I'm not concerned about this as I was _not suggesting_ that this project present Boost on the interface layer.

polluting the standard library users with boost symbols is undesired

This is already a problem that needs to be solved. See #362

This is an important question with many layers. Here are some of the factors to consider:

  1. Licensing. At this time, we know we can use code under two licenses: the Boost Software License, and the Apache License v2.0 with LLVM Exception. We need to evaluate any other licenses on a case-by-case basis.

  2. Logistics. When we implemented Special Math, directly using Boost.Math led to #362. Also, because we separately compiled it, that required a "satellite DLL" msvcp140_2.dll which adds additional complexity to the build system and user redistribution. When we implemented <charconv>, transforming ulfjack/ryu's source code was necessary (to convert separately compiled C into header-only C++ and adapt the behavior to the Standard's requirements). That prevented #362 (and didn't require any separate compilation), but led to #326 - syncing with upstream Ryu is now a manual, highly work-intensive process. (Similarly, I adapted the UCRT's strtod() into from_chars() through a manual process - but at this point I consider the code to be permanently forked.)

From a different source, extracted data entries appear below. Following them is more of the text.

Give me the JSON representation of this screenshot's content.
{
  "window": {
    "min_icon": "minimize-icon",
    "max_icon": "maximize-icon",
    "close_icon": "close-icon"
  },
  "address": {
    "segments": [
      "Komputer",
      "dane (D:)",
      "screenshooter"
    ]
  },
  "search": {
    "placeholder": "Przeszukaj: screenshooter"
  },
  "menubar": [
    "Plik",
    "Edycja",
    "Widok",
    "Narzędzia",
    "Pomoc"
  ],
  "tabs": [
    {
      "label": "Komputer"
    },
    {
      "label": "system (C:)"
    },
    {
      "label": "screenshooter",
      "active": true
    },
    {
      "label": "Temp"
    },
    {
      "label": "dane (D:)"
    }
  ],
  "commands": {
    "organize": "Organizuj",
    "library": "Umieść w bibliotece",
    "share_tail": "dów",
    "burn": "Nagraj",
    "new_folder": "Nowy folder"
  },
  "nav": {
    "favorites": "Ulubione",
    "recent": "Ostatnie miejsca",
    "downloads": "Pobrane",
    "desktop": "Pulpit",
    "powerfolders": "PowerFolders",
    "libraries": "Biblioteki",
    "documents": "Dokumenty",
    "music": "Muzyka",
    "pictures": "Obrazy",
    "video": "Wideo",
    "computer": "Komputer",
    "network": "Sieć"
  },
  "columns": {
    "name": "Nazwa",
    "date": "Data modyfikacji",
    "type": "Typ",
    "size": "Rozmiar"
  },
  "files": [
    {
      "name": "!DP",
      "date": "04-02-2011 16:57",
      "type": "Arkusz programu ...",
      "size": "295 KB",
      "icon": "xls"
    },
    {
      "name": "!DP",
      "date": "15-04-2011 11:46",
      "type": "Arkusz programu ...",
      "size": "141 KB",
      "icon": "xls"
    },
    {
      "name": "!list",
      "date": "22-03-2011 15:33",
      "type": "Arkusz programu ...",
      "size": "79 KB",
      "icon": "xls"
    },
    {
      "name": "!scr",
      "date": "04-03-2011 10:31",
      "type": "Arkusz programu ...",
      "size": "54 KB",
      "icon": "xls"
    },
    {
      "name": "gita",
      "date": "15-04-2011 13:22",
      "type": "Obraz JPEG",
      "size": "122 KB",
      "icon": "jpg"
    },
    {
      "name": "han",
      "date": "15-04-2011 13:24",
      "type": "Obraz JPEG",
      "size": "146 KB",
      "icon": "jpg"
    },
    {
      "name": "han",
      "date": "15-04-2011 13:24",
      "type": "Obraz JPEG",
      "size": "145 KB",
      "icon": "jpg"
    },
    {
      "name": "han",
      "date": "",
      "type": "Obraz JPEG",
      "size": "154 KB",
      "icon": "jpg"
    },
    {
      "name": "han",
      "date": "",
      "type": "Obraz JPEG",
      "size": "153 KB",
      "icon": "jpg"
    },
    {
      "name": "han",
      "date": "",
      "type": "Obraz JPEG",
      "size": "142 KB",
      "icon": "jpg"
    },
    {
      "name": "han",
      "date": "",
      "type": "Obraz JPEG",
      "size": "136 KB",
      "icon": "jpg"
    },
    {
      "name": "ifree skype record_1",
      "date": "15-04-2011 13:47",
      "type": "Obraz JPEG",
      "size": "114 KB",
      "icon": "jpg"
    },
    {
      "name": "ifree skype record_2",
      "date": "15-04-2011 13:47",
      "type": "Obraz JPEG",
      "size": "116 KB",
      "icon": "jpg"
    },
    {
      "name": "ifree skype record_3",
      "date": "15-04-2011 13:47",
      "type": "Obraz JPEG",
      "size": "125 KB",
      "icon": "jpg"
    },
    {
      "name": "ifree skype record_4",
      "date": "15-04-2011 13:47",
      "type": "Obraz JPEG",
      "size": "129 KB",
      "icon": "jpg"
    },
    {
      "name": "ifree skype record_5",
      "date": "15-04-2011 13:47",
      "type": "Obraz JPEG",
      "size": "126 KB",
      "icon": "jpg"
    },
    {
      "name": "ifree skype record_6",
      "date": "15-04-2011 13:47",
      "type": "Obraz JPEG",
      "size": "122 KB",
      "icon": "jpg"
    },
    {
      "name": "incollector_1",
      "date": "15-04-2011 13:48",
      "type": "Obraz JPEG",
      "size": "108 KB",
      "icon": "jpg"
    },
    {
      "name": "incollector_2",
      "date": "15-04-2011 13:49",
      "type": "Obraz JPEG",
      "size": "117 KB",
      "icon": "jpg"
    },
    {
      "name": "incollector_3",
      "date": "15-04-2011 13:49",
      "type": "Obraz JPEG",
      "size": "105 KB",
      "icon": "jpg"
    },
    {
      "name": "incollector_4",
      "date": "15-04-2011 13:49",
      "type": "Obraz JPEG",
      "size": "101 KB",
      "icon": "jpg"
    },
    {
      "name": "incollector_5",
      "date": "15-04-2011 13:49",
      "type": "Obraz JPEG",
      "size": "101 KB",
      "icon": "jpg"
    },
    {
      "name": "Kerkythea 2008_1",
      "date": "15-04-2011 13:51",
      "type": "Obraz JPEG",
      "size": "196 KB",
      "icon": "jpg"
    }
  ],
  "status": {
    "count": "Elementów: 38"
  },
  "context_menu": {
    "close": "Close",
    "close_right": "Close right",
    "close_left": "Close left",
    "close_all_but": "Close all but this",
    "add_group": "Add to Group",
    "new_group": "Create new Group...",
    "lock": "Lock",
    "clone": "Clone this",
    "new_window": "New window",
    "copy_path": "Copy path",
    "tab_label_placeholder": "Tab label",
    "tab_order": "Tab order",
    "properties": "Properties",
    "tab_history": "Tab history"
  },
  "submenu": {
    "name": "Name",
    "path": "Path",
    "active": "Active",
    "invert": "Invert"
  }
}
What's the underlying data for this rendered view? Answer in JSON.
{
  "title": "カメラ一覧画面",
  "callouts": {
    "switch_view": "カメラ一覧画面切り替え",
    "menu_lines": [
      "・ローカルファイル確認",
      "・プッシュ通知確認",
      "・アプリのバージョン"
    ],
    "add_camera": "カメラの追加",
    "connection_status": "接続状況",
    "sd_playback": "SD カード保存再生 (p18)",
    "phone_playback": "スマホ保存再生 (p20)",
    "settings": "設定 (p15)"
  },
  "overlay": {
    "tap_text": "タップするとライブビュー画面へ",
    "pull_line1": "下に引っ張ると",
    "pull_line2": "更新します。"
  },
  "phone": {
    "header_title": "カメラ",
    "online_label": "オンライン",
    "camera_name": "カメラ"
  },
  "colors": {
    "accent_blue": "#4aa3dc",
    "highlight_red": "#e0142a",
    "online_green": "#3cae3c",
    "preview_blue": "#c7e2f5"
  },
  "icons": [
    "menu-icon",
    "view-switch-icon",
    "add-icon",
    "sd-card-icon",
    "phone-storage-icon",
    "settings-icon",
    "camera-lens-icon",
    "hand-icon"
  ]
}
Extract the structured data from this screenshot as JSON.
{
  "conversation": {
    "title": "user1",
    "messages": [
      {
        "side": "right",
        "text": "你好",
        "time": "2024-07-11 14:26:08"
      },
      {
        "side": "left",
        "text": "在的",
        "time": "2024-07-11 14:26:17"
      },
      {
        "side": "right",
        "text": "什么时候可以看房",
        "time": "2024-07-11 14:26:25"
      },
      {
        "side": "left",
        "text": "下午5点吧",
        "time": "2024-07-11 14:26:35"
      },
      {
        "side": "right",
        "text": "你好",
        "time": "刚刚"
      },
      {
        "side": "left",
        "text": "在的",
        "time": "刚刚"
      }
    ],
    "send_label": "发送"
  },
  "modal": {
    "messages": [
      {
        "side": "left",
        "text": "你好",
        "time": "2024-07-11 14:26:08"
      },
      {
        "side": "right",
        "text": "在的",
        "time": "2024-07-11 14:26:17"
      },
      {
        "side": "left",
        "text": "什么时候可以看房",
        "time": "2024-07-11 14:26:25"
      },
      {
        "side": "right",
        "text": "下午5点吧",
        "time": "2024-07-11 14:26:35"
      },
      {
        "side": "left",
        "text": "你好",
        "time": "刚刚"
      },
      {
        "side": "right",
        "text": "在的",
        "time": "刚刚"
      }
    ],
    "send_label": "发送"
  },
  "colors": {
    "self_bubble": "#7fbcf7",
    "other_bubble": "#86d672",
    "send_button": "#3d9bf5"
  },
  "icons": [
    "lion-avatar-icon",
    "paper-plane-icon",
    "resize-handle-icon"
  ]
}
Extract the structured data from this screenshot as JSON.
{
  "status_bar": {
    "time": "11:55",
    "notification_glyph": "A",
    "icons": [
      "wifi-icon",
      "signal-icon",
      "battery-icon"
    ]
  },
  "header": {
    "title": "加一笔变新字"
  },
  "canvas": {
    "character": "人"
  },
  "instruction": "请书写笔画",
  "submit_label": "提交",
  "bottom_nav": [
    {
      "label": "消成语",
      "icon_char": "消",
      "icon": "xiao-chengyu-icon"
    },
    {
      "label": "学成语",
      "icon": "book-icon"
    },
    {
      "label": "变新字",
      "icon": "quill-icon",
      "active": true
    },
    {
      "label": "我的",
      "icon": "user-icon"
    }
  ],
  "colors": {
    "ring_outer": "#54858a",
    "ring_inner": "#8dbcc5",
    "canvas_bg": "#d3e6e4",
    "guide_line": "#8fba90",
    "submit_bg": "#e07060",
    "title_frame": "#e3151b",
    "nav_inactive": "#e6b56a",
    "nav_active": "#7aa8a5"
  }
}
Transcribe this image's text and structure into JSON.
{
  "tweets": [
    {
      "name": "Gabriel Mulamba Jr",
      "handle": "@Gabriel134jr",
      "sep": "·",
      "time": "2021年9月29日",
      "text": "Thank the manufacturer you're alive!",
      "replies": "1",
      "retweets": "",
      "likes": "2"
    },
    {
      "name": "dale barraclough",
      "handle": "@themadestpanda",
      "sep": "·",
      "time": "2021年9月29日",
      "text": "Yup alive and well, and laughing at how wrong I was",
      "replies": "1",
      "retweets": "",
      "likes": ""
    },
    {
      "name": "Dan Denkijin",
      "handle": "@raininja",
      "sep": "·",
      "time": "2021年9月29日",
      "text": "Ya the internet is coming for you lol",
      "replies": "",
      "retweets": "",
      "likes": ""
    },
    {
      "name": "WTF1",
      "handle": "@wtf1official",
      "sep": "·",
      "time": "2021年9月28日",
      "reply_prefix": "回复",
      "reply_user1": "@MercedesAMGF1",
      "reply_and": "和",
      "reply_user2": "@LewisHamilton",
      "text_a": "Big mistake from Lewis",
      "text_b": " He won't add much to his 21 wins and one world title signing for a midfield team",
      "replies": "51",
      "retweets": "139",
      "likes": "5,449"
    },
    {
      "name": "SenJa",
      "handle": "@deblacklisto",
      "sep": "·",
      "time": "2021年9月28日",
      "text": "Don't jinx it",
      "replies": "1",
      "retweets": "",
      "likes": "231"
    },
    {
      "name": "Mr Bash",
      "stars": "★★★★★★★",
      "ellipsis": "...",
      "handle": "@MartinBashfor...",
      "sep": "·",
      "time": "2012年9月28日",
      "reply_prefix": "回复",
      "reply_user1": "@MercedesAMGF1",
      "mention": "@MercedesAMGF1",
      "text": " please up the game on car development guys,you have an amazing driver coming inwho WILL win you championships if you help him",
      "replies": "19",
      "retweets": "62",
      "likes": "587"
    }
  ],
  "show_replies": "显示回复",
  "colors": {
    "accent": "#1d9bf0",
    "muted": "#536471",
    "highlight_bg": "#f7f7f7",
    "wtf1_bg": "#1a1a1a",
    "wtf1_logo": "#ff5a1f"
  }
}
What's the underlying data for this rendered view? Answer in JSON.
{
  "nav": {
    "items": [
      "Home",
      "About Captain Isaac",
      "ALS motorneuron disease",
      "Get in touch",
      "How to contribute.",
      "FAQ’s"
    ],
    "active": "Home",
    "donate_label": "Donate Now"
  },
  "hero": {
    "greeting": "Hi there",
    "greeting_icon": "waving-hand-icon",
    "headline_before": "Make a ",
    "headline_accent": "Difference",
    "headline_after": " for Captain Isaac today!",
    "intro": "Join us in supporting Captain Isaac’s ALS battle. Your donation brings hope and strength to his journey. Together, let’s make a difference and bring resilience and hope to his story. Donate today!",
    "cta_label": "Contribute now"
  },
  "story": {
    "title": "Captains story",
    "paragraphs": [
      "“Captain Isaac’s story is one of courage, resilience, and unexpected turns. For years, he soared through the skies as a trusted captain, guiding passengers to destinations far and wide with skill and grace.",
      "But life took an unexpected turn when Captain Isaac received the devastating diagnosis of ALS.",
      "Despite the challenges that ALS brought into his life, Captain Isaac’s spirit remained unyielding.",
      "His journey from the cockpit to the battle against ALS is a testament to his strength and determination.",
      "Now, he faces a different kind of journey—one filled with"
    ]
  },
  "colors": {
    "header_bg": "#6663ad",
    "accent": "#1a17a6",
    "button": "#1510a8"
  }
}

  3. Long-term maintenance. Related to the previous point, we need to think about how we'll handle bug fixes and WG21 changes, as the Standard is constantly evolving. It's tempting to take on a third-party dependency when a domain is particularly challenging, but if the code doesn't work perfectly and for all time, it will need maintenance, so we need sufficient expertise among microsoft/STL maintainers to avoid such dependencies turning into problems. (A cautionary example, not third-party open-source but still relevant, is the STL's dependency on ConcRT in VS 2012 - that was a mistake that has taken many years to mostly unwind.)

  4. Binary compatibility. I still need to write up the Contribution Guidelines that will explain this in more detail, but it's generally very difficult to make significant changes to existing classes (even if they're header-only), which is what would happen if we replaced them with a different implementation from another open-source project. (Functions, including individual member functions, are easier to change.) Note that in the cases of Special Math and <charconv>, those were entirely new components, whereas (for example) replacing regex with Boost.Regex would be an ABI-breaking change.